In interviews, participants identified use cases in sending receipts for a work-trip reimbursements, getting rides paid for by a parent, and splitting bills offline with a group. However, they had to manually screenshot, crop, and text in order to accomplish this — a process painfully spanning 3 apps.
An audit of in-app workarounds
The only in-app support for sharing rides was Business Rides, a feature targeting business customers who take regular work trips. In addition to being locked away for casual riders, an audit highlighted 4 key shortcomings to avoid in my solution.
The business rides feature is hidden in a drop down that's unlikely to be opened regularly by users.
Two onboarding screens are shown, creating a confusing redundancy that deters conversion by suggesting it's complex to get started.
Ride receipt shares are limited to email, Concur, or Expensify. This excludes common channels people send to like Slack or Venmo.
After establishing where individual reports are sent, a page for report frequency appears. It's unclear if ride reports are per-ride or recurring.
An inline share option
Solving the issue was as simple as adding inline controls to the Ride History list, allowing an overflow menu to display a Share option. To reduce visual clutter, the three-dot menu icon was chosen over the actual Android Share icon. An additional benefit is that other helpful, but hard-to-find pages like Ride Help can also be made visible.

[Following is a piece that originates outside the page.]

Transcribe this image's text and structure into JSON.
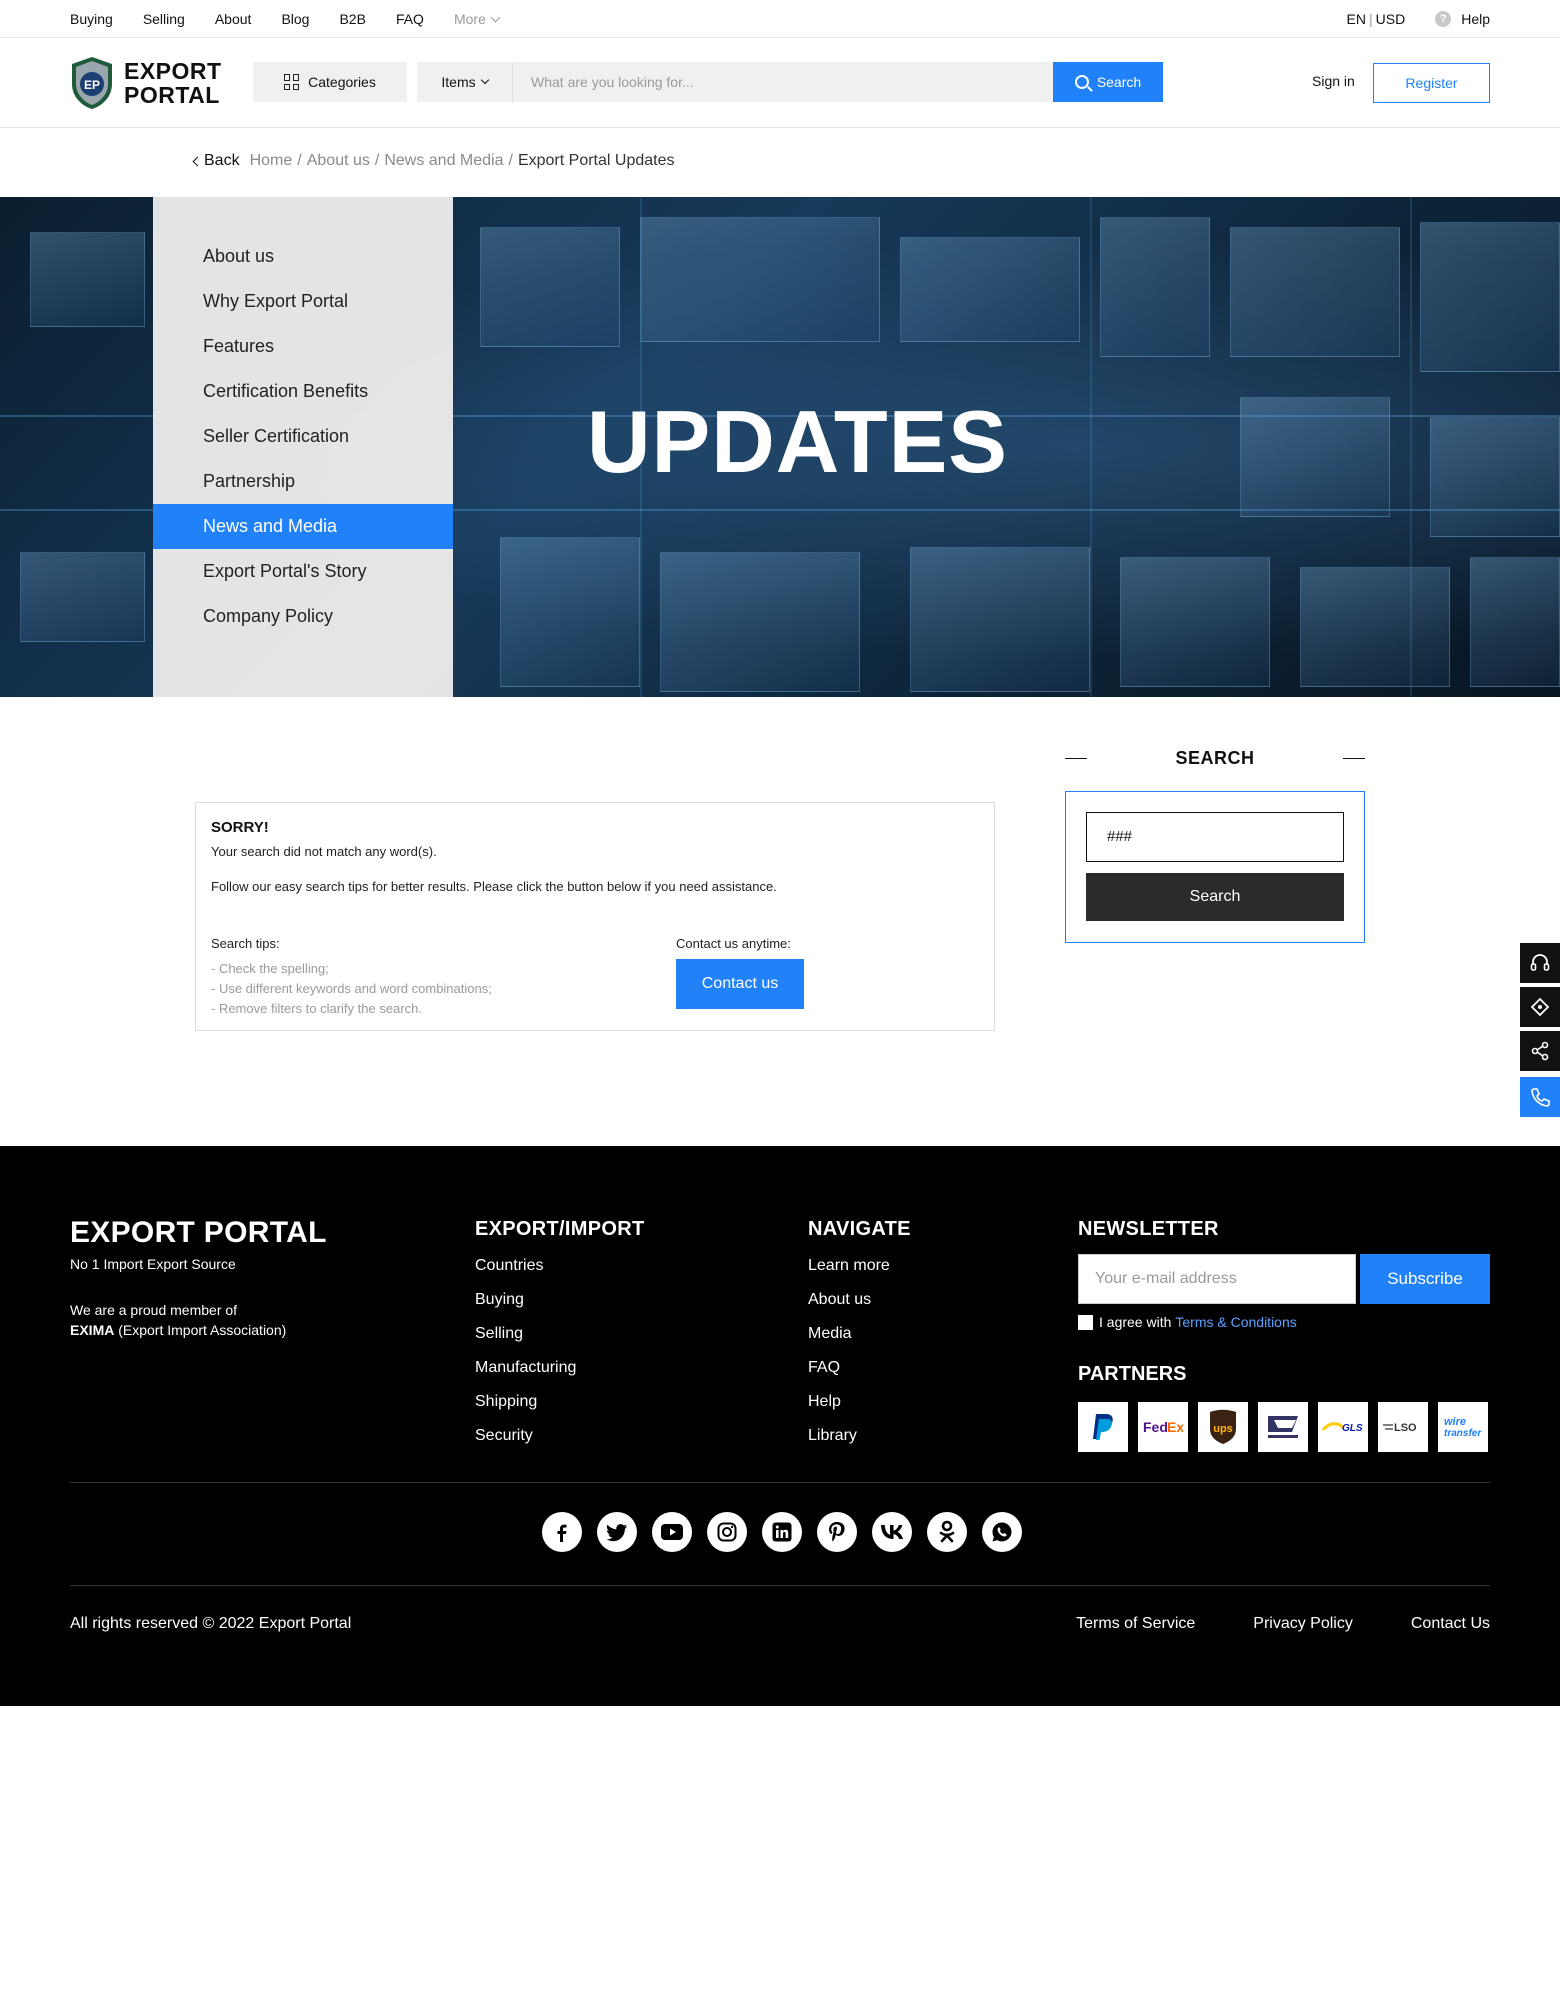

An all-new Ride Receipt page
A new receipt page was designed with all key info above the fold, creating a kind of affordance that framed content that can be shared with others. This experience is simple enough to allow for the complete elimination of a drawn-out onboarding flow.
Send it anywhere (really)
Slack, Venmo, and others are popular destinations that already support Share buttons for other contexts, meaning Uber could easily include them as part of this feature. The app generates a pre-filled message with an attachment of the receipt info. For the partner on the receiving end, we enable use of the communication platforms they're already comfortable with.
This project received distinction as a KPCB Design Fellows finalist.
Since this project, Uber implemented a feature where ride receipts can be downloaded as a PDF that can be sent to others.
I used my experience with this redesign to learn the ins-and-outs of Android design principles. This was a great exercise for creating better user experiences optimized for a customer's actual mobile OS of choice. With more time, I'd explore how to include similar quick-share features on iOS, which would require a slightly different solution.